Damit den Demonstrierenden, die nicht in der Lage waren mit den Mitgliedern des LAK Shalom in den Dialog zu treten, zu zeigen das antiisraelische Stimmungsmache nicht von allen Menschen akzeptiert wird, wurde auch sichtbar Protest gezeigt. Mit einem Transparent gegen Antisemitismus und einer Israelfahne zogen sich die Aktivisten dann noch mehr lautstarke Beschimpfungen auf sich, auf die wir hier nicht weiter eingehen möchten.
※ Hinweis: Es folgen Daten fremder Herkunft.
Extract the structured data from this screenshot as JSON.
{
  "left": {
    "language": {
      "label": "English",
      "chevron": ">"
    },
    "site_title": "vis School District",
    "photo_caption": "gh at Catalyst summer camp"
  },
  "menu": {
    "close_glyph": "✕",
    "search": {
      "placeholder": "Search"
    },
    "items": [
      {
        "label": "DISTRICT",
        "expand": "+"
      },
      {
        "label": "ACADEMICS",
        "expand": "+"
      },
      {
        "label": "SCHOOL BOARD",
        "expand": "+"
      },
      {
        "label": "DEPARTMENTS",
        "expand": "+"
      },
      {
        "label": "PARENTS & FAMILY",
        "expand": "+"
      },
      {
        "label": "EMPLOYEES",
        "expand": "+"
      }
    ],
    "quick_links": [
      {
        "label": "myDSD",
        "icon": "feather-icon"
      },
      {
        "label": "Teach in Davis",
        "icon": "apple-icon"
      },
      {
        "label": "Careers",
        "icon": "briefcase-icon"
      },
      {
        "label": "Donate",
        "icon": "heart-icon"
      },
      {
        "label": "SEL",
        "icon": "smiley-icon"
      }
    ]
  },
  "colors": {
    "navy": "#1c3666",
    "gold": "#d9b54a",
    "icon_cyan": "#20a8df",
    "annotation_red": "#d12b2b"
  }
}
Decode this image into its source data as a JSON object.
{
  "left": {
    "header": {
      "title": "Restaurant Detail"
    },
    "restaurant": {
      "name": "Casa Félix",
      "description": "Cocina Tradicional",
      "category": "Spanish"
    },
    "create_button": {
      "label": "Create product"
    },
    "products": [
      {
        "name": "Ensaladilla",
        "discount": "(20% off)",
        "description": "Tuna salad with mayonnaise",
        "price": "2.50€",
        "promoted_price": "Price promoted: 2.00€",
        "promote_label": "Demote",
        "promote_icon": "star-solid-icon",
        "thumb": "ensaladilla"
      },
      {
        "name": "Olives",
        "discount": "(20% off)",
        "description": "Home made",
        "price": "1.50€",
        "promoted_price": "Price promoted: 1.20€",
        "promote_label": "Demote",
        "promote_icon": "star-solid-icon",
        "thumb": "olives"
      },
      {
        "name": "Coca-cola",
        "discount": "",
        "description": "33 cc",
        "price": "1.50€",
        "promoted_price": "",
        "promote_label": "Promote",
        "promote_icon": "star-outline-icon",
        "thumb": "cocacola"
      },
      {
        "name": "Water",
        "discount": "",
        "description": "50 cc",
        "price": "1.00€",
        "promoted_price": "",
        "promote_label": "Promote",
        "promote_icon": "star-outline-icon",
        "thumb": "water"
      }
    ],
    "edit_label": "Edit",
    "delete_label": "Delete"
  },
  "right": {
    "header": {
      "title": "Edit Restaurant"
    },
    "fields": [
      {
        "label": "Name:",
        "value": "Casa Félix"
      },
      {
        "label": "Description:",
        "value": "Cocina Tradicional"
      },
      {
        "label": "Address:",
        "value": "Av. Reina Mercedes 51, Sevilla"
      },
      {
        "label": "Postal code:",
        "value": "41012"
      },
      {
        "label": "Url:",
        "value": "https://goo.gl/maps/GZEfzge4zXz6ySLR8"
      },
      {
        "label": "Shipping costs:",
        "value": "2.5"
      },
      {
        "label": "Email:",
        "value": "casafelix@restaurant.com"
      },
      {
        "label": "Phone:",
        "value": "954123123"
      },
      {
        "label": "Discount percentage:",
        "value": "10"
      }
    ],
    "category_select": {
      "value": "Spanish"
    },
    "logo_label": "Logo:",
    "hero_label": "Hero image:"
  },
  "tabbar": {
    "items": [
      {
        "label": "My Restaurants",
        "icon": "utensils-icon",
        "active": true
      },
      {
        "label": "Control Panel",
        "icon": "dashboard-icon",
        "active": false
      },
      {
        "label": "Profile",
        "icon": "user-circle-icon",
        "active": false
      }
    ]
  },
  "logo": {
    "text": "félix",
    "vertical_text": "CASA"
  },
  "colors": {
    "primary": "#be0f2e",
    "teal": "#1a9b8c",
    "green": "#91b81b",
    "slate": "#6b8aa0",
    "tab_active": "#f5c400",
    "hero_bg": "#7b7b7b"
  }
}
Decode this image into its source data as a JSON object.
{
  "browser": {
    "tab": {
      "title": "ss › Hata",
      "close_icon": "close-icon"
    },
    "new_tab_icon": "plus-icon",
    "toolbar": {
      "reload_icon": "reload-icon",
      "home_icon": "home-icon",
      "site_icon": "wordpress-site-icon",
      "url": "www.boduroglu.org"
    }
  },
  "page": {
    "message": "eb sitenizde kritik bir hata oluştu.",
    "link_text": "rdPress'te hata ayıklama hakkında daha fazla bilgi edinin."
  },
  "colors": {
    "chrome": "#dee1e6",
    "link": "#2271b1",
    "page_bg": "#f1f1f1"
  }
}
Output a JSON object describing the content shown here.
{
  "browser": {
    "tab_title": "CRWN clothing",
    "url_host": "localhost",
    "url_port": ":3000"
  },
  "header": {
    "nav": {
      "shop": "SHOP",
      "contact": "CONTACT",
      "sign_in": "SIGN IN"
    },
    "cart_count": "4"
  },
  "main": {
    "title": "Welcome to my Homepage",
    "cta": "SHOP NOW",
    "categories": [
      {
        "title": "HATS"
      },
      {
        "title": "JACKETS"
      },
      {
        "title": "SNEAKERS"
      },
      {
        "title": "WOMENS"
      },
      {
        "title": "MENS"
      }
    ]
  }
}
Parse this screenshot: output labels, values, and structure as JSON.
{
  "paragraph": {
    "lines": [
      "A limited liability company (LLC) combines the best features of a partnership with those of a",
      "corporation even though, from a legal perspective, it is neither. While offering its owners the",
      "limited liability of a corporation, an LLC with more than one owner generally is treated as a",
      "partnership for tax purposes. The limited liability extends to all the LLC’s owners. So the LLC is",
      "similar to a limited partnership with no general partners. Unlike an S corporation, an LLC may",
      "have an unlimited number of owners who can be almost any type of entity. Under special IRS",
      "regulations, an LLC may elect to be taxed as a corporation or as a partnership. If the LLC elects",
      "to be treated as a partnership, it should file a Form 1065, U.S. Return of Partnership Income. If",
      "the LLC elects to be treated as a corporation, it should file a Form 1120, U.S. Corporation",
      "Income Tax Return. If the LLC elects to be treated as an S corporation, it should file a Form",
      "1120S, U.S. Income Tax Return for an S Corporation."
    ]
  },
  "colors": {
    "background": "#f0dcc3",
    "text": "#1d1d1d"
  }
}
Nach kurzer Zeit wurden die Personen die gegen Antisemitismus und Antizionismus protestierten von Polizeibeamten umstellt und erhielten Platzverweise. Zur Sicherheit hatten die Veranstalter der antiisraelischen Kundgebung schon mal die Aktivisten aus der Versammlung ausgeschlossen, damit sie sich gar nicht weiter in dem Bereich aufhalten können.

Den Platzverweisen wurde natürlich nachgekommen und so wurde der Platz vor dem Bundeskanzleramt verlassen. Der Protest gegen eine tiefverwurzelte Israelfeindschaft eines Teiles von selbst ernannten linken Menschen wurde aber erfolgreich gezeigt.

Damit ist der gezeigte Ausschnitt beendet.